With teammates dropping like flies, Jamison was forced to play an average of 36 minutes over the course of the five-game trip, including 41 minutes in a tough loss to the Phoenix Suns. Now 34-years old, Jamison is asked to make up for a lack of not just healthy bodies, but ones that can produce night in and night out as Scott has been forced to start several undrafted rookies for the bulk of 2011.
But you won’t hear Jamison complaining. Granted, the season started off on a bit of a rough patch as the veteran was asked to take on a reserve role and battled a knee injury. But with all of that behind him, Jamison has embraced the role of veteran leader that leads by example, making sure that the younger players learn from every game, even if the last 48 minutes resulted in a loss.
“It’s our job,” said Jamison. “You have to do it.

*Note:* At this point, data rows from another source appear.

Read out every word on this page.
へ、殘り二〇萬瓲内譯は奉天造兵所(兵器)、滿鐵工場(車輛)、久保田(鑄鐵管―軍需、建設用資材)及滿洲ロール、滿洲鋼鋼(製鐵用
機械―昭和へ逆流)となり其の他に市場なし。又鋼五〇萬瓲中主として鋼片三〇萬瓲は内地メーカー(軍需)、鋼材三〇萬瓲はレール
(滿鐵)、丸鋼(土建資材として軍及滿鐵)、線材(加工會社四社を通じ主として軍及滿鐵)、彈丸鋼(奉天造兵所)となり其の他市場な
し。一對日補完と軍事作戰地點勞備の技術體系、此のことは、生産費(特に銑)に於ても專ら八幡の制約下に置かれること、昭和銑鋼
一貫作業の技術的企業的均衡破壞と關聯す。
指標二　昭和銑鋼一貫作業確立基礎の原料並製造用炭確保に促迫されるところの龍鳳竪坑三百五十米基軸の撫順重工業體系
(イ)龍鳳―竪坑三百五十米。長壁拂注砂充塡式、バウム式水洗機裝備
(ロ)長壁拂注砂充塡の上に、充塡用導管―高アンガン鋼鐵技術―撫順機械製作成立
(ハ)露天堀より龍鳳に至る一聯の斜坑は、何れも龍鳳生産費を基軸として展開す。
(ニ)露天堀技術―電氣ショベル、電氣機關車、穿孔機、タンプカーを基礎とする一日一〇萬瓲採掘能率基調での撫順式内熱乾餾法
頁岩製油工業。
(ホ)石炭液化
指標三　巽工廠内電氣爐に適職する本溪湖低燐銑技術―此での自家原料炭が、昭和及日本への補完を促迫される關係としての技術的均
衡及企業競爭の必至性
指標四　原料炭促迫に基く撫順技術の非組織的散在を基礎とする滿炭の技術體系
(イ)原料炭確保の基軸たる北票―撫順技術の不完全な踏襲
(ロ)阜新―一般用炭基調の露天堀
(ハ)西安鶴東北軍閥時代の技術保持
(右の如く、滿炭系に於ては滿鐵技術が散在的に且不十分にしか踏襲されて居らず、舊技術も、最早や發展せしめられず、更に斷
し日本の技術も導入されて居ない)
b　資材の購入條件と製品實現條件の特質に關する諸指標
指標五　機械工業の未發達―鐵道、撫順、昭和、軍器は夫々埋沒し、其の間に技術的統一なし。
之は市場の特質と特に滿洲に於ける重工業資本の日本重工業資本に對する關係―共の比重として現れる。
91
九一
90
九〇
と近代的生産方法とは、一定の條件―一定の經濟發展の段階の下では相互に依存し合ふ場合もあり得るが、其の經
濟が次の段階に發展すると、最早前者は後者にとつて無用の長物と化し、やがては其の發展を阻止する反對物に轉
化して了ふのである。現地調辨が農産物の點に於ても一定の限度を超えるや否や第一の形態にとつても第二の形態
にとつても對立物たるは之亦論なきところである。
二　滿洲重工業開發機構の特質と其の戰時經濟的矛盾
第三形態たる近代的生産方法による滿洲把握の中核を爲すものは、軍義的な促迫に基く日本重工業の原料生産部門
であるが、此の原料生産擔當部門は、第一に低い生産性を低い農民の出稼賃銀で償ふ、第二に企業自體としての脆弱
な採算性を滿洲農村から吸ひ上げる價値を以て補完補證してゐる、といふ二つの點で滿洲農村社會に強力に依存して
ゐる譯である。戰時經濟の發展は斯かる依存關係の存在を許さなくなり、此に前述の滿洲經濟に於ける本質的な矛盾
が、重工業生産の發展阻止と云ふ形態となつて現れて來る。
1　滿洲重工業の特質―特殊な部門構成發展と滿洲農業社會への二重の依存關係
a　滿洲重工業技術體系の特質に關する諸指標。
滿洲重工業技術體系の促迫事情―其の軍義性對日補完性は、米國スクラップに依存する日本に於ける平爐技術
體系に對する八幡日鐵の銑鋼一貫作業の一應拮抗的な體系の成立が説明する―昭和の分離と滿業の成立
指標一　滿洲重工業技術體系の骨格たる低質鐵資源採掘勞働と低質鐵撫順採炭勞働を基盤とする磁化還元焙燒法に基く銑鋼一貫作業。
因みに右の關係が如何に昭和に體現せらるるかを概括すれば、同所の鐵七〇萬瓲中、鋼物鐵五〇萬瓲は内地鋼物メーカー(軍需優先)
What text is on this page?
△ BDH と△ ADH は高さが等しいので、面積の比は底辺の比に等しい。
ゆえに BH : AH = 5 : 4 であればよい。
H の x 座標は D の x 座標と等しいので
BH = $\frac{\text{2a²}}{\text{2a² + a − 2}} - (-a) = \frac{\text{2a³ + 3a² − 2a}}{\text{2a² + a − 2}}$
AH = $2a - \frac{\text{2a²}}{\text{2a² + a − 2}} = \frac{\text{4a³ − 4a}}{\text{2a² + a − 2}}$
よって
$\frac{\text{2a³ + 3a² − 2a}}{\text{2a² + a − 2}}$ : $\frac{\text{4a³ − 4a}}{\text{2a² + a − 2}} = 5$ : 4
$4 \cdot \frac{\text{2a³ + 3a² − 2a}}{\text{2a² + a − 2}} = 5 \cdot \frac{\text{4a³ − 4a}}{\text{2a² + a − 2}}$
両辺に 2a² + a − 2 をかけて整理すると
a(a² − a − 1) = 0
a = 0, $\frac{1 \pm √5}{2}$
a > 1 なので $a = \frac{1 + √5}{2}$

“The most important thing is to continue to work, try to get better and get a win.”
Though the final scores do not necessarily reflect it, Jamison feels that the younger players on the Cavaliers are learning from the recent turn of events. While many want to tout this Cavaliers organization as one that has been among the best over the past seven seasons, it is now an organization that is giving integral playing time to players under the age of 23.
Sitting at 8-32 on the season, and owning an injury report longer than most grocery lists, Christian Eyenga, Alonzo Gee, Samardo Samuels, JJ Hickson and Ramon Sessions combine for six years of NBA experience.
“I have a responsibility with these younger guys looking [up to] me,” said Jamison. “I have to stay positive and continue to lead by example – that’s what I’m going to continue to do. To say that it’s not tough mentally is an understatement, but you have to keep plugging away. Nobody is going to feel sorry for us.”
Jamison states that his goal is to have these younger players look back on their career and remember how he handled these tougher times. He feels that his work ethic and overall positive demeanor is rubbing off as younger players are starting to show up early to practice and gameday shootarounds, looking to work hard and use this season as a learning experience rather than one that could lead others down the wrong career path.
Earning some sympathy from the fans due to the situation which landed him in Cleveland, Jamison says that he is perfectly happy where he is at this stage of his career. Would he like to win more often or have a chance at a championship? Of course. But in the end, the veteran forward knows that he has been blessed to have a career last this long and will use this year to have a lasting impact on those that will follow in his size-16 footsteps.
“I enjoy my life,” said Jamison. “If these are the only problems I have to deal with in my life, I’ll take it. There are a lot of people less fortunate than I am and this is my job. This is my passion, my love, and I enjoy what I do. Even though it’s tough right now, I still enjoy being sore. I still enjoy competing.”